Buying Luxury Brands Is No Longer A Marker Of Wealth, Research Reveals

Buying Luxury Brands Is No Longer A Marker Of Wealth, Research Reveals

Recent research into luxury consumption has revealed what many have long suspected – the purchase of luxury goods is motivated by a desire to be seen as wealthy. Ironically, however, luxury consumption has also been found to obscure our perception of wealth and class; potentially leading to a classless society.

The findings were presented in the research paper, Veblen Dual Forces and the Making of a Luxurised Society, by Olubayo (Bayo) Adekanmbi at the The Mystique of Luxury Brands Conference in Shanghai, China this year.

The research found that the upper class purchase expensive luxury items in order to set themselves apart; a theory known as invidious distinction. However, in a move that directly undermines their efforts, the lower classes also purchase luxury items as a way of emulating and positioning themselves as upper class, a theory known as pecuniary emulation.

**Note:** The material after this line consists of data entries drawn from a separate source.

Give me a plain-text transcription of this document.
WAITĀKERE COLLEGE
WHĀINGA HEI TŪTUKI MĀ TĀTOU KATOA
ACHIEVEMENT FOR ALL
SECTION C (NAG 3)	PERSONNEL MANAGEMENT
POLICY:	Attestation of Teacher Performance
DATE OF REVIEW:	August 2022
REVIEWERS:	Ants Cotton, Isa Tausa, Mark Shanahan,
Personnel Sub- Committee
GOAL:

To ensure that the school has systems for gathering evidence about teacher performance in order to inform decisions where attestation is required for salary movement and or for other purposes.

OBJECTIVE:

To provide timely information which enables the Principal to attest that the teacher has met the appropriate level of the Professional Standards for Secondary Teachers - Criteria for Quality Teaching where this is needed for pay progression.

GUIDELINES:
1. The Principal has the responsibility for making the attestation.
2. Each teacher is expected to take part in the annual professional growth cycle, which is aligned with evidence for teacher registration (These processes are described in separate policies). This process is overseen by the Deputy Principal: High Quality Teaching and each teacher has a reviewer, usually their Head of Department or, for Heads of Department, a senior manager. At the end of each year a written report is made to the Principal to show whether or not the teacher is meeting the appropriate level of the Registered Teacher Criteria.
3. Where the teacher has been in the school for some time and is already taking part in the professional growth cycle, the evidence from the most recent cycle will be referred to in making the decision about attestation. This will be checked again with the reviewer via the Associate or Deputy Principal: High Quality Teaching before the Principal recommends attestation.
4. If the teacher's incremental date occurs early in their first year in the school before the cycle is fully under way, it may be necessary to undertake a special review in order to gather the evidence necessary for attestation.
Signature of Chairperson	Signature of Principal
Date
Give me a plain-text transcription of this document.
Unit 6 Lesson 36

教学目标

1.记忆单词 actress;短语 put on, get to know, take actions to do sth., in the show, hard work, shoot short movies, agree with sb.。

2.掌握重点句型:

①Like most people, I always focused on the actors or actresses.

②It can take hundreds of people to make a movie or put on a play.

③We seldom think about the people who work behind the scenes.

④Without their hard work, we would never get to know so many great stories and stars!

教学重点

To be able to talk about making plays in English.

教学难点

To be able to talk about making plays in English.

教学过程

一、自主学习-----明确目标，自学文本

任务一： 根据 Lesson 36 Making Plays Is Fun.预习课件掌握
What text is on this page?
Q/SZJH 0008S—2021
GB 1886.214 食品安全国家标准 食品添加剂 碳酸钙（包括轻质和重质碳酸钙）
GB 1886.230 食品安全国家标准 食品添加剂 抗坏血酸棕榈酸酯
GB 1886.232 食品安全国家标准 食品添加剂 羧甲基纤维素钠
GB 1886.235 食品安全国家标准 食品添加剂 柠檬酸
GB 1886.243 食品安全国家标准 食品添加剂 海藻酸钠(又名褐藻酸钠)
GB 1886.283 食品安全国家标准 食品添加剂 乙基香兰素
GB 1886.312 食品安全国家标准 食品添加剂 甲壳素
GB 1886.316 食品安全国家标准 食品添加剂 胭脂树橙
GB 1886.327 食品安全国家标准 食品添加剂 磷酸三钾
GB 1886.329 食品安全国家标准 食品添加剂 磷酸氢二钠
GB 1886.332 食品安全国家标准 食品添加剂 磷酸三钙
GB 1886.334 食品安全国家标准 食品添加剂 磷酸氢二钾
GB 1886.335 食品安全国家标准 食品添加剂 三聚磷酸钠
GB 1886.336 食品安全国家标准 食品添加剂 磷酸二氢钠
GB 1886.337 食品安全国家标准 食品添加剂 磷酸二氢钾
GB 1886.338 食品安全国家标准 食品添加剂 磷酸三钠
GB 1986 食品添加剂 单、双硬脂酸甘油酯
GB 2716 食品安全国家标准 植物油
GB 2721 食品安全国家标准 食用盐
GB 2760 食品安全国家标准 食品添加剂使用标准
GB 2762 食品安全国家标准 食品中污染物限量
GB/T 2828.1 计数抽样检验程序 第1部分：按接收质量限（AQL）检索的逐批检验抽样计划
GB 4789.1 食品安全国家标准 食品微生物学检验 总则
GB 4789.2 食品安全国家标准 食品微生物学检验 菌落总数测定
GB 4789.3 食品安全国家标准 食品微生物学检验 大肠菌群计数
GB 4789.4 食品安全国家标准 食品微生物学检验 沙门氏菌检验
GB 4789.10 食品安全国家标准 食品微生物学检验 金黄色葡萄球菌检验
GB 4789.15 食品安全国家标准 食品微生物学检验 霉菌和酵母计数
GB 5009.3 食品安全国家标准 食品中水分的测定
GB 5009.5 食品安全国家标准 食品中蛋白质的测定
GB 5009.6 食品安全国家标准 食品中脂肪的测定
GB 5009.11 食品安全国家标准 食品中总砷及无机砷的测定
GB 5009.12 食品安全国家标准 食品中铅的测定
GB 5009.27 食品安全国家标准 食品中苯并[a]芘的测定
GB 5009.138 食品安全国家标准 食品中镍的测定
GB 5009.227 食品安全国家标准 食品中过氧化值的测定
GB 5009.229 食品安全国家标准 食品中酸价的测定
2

Adekanmbi’s paper was unanimously voted by the conference panel for an award by virtue of its expansion of the knowledge frontier for the luxury industry and 21st century synthesis of multiple theories and literature to explain the unexplored area of “luxury brand as a sociological construct”.

Reflecting on the findings, Adekanmbi said, “There’s an interesting and dynamic interplay between the behaviour of the high-income segment and the commensurate reaction of the medium to low-income segment.

“Luxury products have transitioned from being a high-income social marker to a source of social pressure for the lower class.

“The inherent tension is that luxury products are seen by the upper classes as a way of maintaining exclusivity, and yet the lower classes are using the purchase of luxury items as a ticket to gain access to this club.

“As a result while luxury products may be seen as a marker of class, their consumption no longer provides an accurate picture of class. In fact the very notion of class seems to be breaking down.”

Adekanmbi is a combined PhD scholar at City University, London and TIAS Business School, the Netherlands. He is on a one-year sabbatical from his role as the Chief Marketing and Strategy Officer at MTN Telecommunication Nigeria.